Petunjuk7.com - Bayangkan jika sampah plastik di rumah Anda bisa diubah menjadi bahan bakar minyak (BBM). Anda tidak lagi turut mengotori Bumi, sekaligus bisa mengurangi atau bahkan mencoret anggaran belanja elpiji setiap bulan.
Semua itu dapat diwujudkan melalui reaktor pirolisis, alat yang sedang dikembangkan oleh Pandji Prawisudha, seorang pakar konversi energi dari Institut Teknologi Bandung (ITB). Pandji memperlihatkan dan menjelaskan, reaktor yang masih berupa purwarupa.
Secara kasat mata, reaktor itu tampak sederhana. Reaktor pirolisis terdiri dari tabung berukuran dua liter, kondensor, pompa air akuarium, thermocouple, dan sebuah wadah plastik.

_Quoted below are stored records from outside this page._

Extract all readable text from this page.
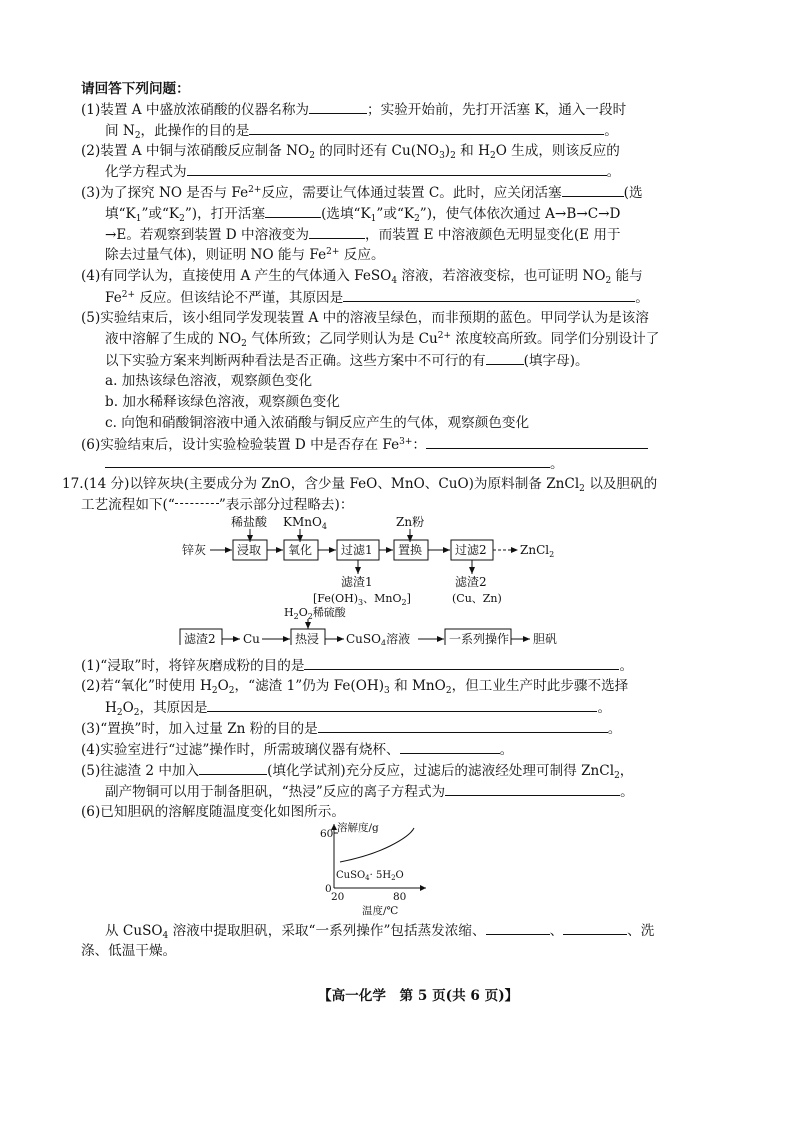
请回答下列问题：
(1)装置 A 中盛放浓硝酸的仪器名称为	；实验开始前，先打开活塞 K，通入一段时
间 $N_2$，此操作的目的是	。
(2)装置 A 中铜与浓硝酸反应制备 $NO_2$ 的同时还有 $Cu(NO_3)_2$ 和 $H_2O$ 生成，则该反应的
化学方程式为	。
(3)为了探究 NO 是否与 $Fe^{2+}$反应，需要让气体通过装置 C。此时，应关闭活塞	(选
填“$K_1$”或“$K_2$”)，打开活塞	(选填“$K_1$”或“$K_2$”)，使气体依次通过 A→B→C→D
→E。若观察到装置 D 中溶液变为	，而装置 E 中溶液颜色无明显变化(E 用于
除去过量气体)，则证明 NO 能与 $Fe^{2+}$ 反应。
(4)有同学认为，直接使用 A 产生的气体通入 FeSO$_4$ 溶液，若溶液变棕，也可证明 $NO_2$ 能与
$Fe^{2+}$ 反应。但该结论不严谨，其原因是	。
(5)实验结束后，该小组同学发现装置 A 中的溶液呈绿色，而非预期的蓝色。甲同学认为是该溶
液中溶解了生成的 $NO_2$ 气体所致；乙同学则认为是 $Cu^{2+}$ 浓度较高所致。同学们分别设计了
以下实验方案来判断两种看法是否正确。这些方案中不可行的有	(填字母)。
a. 加热该绿色溶液，观察颜色变化
b. 加水稀释该绿色溶液，观察颜色变化
c. 向饱和硝酸铜溶液中通入浓硝酸与铜反应产生的气体，观察颜色变化
(6)实验结束后，设计实验检验装置 D 中是否存在 $Fe^{3+}$：
。
17.(14 分)以锌灰块(主要成分为 ZnO，含少量 FeO、MnO、CuO)为原料制备 ZnCl$_2$ 以及胆矾的
工艺流程如下(“	”表示部分过程略去)：
稀盐酸 KMnO$_4$	Zn粉
锌灰	浸取 氧化 过滤1 置换	过滤2	ZnCl$_2$
滤渣1
[$Fe(OH)_3$、MnO$_2$]
滤渣2
(Cu、Zn)
$H_2O_2$稀硫酸
滤渣2 Cu	热浸 CuSO$_4$溶液	一系列操作 胆矾
(1)“浸取”时，将锌灰磨成粉的目的是	。
(2)若“氧化”时使用 $H_2O_2$，“滤渣 1”仍为 $Fe(OH)_3$ 和 MnO$_2$，但工业生产时此步骤不选择
$H_2O_2$，其原因是	。
(3)“置换”时，加入过量 Zn 粉的目的是	。
(4)实验室进行“过滤”操作时，所需玻璃仪器有烧杯、	。
(5)往滤渣 2 中加入	(填化学试剂)充分反应，过滤后的滤液经处理可制得 ZnCl$_2$，
副产物铜可以用于制备胆矾，“热浸”反应的离子方程式为	。
(6)已知胆矾的溶解度随温度变化如图所示。
溶解度/g
60
0
20	80
CuSO$_4$· $5H_2O$
温度/℃
从 CuSO$_4$ 溶液中提取胆矾，采取“一系列操作”包括蒸发浓缩、	、	、洗
涤、低温干燥。
【高一化学　第 5 页(共 6 页)】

Semuanya itu tersambung dengan pipa, tempat mengalirnya gas hasil pemanasan hingga berubah menjadi minyak.
Kinerja peranti tersebut mengandalkan mekanisme pirolisis, yakni proses memanaskan plastik tanpa oksigen dalam temperatur tertentu.
Plastik akan mencair dan berubah menjadi gas yang kemudian mengalir melalui pipa melewati kondensor.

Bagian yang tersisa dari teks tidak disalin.